Maurquice Shakir

Los Angeles Chargers
- Title: Coaching intern

Personal information
- Born: October 14, 1993 (age 32) Los Angeles, California, U.S.
- Listed height: 6 ft 4 in (1.93 m)
- Listed weight: 313 lb (142 kg)

Career information
- High school: Los Angeles (CA) Palisades Charter
- College: Middle Tennessee
- NFL draft: 2017: undrafted

Career history

Playing
- Baltimore Ravens (2017); Houston Texans (2018–2019)*; Dallas Renegades (2020);
- * Offseason or practice squad member only

Coaching
- Los Angeles Chargers (2025–present) Coaching intern;

Awards and highlights
- Mid Season All-XFL (2020);
- Stats at Pro Football Reference

= Maurquice Shakir =

American football player (born 1993)

Maurquice Bryce Shakir (born October 14, 1993) is an American former football guard. He played college football at Middle Tennessee.

==Professional career==
===Baltimore Ravens===
Shakir signed with the Baltimore Ravens as an undrafted free agent on May 5, 2017. He was waived on September 2, 2017 and was signed to the Ravens' practice squad the next day. He was promoted to the active roster on October 31, 2017.

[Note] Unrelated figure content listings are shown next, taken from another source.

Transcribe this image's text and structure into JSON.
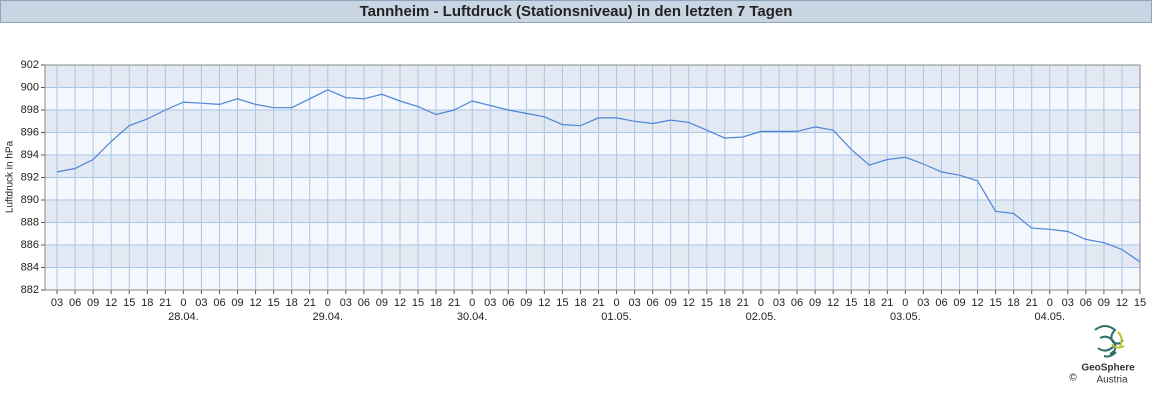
{
  "chart_data": {
    "type": "line",
    "title": "Tannheim - Luftdruck (Stationsniveau) in den letzten 7 Tagen",
    "y_label": "Luftdruck in hPa",
    "x": [
      "27.04. 03",
      "27.04. 06",
      "27.04. 09",
      "27.04. 12",
      "27.04. 15",
      "27.04. 18",
      "27.04. 21",
      "28.04. 00",
      "28.04. 03",
      "28.04. 06",
      "28.04. 09",
      "28.04. 12",
      "28.04. 15",
      "28.04. 18",
      "28.04. 21",
      "29.04. 00",
      "29.04. 03",
      "29.04. 06",
      "29.04. 09",
      "29.04. 12",
      "29.04. 15",
      "29.04. 18",
      "29.04. 21",
      "30.04. 00",
      "30.04. 03",
      "30.04. 06",
      "30.04. 09",
      "30.04. 12",
      "30.04. 15",
      "30.04. 18",
      "30.04. 21",
      "01.05. 00",
      "01.05. 03",
      "01.05. 06",
      "01.05. 09",
      "01.05. 12",
      "01.05. 15",
      "01.05. 18",
      "01.05. 21",
      "02.05. 00",
      "02.05. 03",
      "02.05. 06",
      "02.05. 09",
      "02.05. 12",
      "02.05. 15",
      "02.05. 18",
      "02.05. 21",
      "03.05. 00",
      "03.05. 03",
      "03.05. 06",
      "03.05. 09",
      "03.05. 12",
      "03.05. 15",
      "03.05. 18",
      "03.05. 21",
      "04.05. 00",
      "04.05. 03",
      "04.05. 06",
      "04.05. 09",
      "04.05. 12",
      "04.05. 15"
    ],
    "series": [
      {
        "name": "Luftdruck",
        "color": "#4f84d8",
        "values": [
          892.5,
          892.8,
          893.6,
          895.2,
          896.6,
          897.2,
          898.0,
          898.7,
          898.6,
          898.5,
          899.0,
          898.5,
          898.2,
          898.2,
          899.0,
          899.8,
          899.1,
          899.0,
          899.4,
          898.8,
          898.3,
          897.6,
          898.0,
          898.8,
          898.4,
          898.0,
          897.7,
          897.4,
          896.7,
          896.6,
          897.3,
          897.3,
          897.0,
          896.8,
          897.1,
          896.9,
          896.2,
          895.5,
          895.6,
          896.1,
          896.1,
          896.1,
          896.5,
          896.2,
          894.5,
          893.1,
          893.6,
          893.8,
          893.2,
          892.5,
          892.2,
          891.7,
          889.0,
          888.8,
          887.5,
          887.4,
          887.2,
          886.5,
          886.2,
          885.6,
          884.5
        ]
      }
    ],
    "xlim": [
      "27.04. 01",
      "04.05. 15"
    ],
    "xticks": [
      {
        "value": "27.04. 03",
        "label": "03"
      },
      {
        "value": "27.04. 06",
        "label": "06"
      },
      {
        "value": "27.04. 09",
        "label": "09"
      },
      {
        "value": "27.04. 12",
        "label": "12"
      },
      {
        "value": "27.04. 15",
        "label": "15"
      },
      {
        "value": "27.04. 18",
        "label": "18"
      },
      {
        "value": "27.04. 21",
        "label": "21"
      },
      {
        "value": "28.04. 00",
        "label": "0"
      },
      {
        "value": "28.04. 03",
        "label": "03"
      },
      {
        "value": "28.04. 06",
        "label": "06"
      },
      {
        "value": "28.04. 09",
        "label": "09"
      },
      {
        "value": "28.04. 12",
        "label": "12"
      },
      {
        "value": "28.04. 15",
        "label": "15"
      },
      {
        "value": "28.04. 18",
        "label": "18"
      },
      {
        "value": "28.04. 21",
        "label": "21"
      },
      {
        "value": "29.04. 00",
        "label": "0"
      },
      {
        "value": "29.04. 03",
        "label": "03"
      },
      {
        "value": "29.04. 06",
        "label": "06"
      },
      {
        "value": "29.04. 09",
        "label": "09"
      },
      {
        "value": "29.04. 12",
        "label": "12"
      },
      {
        "value": "29.04. 15",
        "label": "15"
      },
      {
        "value": "29.04. 18",
        "label": "18"
      },
      {
        "value": "29.04. 21",
        "label": "21"
      },
      {
        "value": "30.04. 00",
        "label": "0"
      },
      {
        "value": "30.04. 03",
        "label": "03"
      },
      {
        "value": "30.04. 06",
        "label": "06"
      },
      {
        "value": "30.04. 09",
        "label": "09"
      },
      {
        "value": "30.04. 12",
        "label": "12"
      },
      {
        "value": "30.04. 15",
        "label": "15"
      },
      {
        "value": "30.04. 18",
        "label": "18"
      },
      {
        "value": "30.04. 21",
        "label": "21"
      },
      {
        "value": "01.05. 00",
        "label": "0"
      },
      {
        "value": "01.05. 03",
        "label": "03"
      },
      {
        "value": "01.05. 06",
        "label": "06"
      },
      {
        "value": "01.05. 09",
        "label": "09"
      },
      {
        "value": "01.05. 12",
        "label": "12"
      },
      {
        "value": "01.05. 15",
        "label": "15"
      },
      {
        "value": "01.05. 18",
        "label": "18"
      },
      {
        "value": "01.05. 21",
        "label": "21"
      },
      {
        "value": "02.05. 00",
        "label": "0"
      },
      {
        "value": "02.05. 03",
        "label": "03"
      },
      {
        "value": "02.05. 06",
        "label": "06"
      },
      {
        "value": "02.05. 09",
        "label": "09"
      },
      {
        "value": "02.05. 12",
        "label": "12"
      },
      {
        "value": "02.05. 15",
        "label": "15"
      },
      {
        "value": "02.05. 18",
        "label": "18"
      },
      {
        "value": "02.05. 21",
        "label": "21"
      },
      {
        "value": "03.05. 00",
        "label": "0"
      },
      {
        "value": "03.05. 03",
        "label": "03"
      },
      {
        "value": "03.05. 06",
        "label": "06"
      },
      {
        "value": "03.05. 09",
        "label": "09"
      },
      {
        "value": "03.05. 12",
        "label": "12"
      },
      {
        "value": "03.05. 15",
        "label": "15"
      },
      {
        "value": "03.05. 18",
        "label": "18"
      },
      {
        "value": "03.05. 21",
        "label": "21"
      },
      {
        "value": "04.05. 00",
        "label": "0"
      },
      {
        "value": "04.05. 03",
        "label": "03"
      },
      {
        "value": "04.05. 06",
        "label": "06"
      },
      {
        "value": "04.05. 09",
        "label": "09"
      },
      {
        "value": "04.05. 12",
        "label": "12"
      },
      {
        "value": "04.05. 15",
        "label": "15"
      }
    ],
    "date_labels": [
      {
        "value": "28.04. 00",
        "label": "28.04."
      },
      {
        "value": "29.04. 00",
        "label": "29.04."
      },
      {
        "value": "30.04. 00",
        "label": "30.04."
      },
      {
        "value": "01.05. 00",
        "label": "01.05."
      },
      {
        "value": "02.05. 00",
        "label": "02.05."
      },
      {
        "value": "03.05. 00",
        "label": "03.05."
      },
      {
        "value": "04.05. 00",
        "label": "04.05."
      }
    ],
    "ylim": [
      882,
      902
    ],
    "yticks": [
      882,
      884,
      886,
      888,
      890,
      892,
      894,
      896,
      898,
      900,
      902
    ],
    "grid": true,
    "logo": {
      "name": "GeoSphere",
      "sub": "Austria",
      "copyright": "©"
    }
  }
}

On September 1, 2018, Shakir was waived by the Ravens.

===Houston Texans===
On December 12, 2018, Shakir was signed to the Houston Texans practice squad. He signed a reserve/future contract on January 7, 2019.
On August 30, 2019, Shakir was released.

===Dallas Renegades===
Shakir was drafted in the 3rd round in phase two in the 2020 XFL draft by the Dallas Renegades. He had his contract terminated when the league suspended operations on April 10, 2020.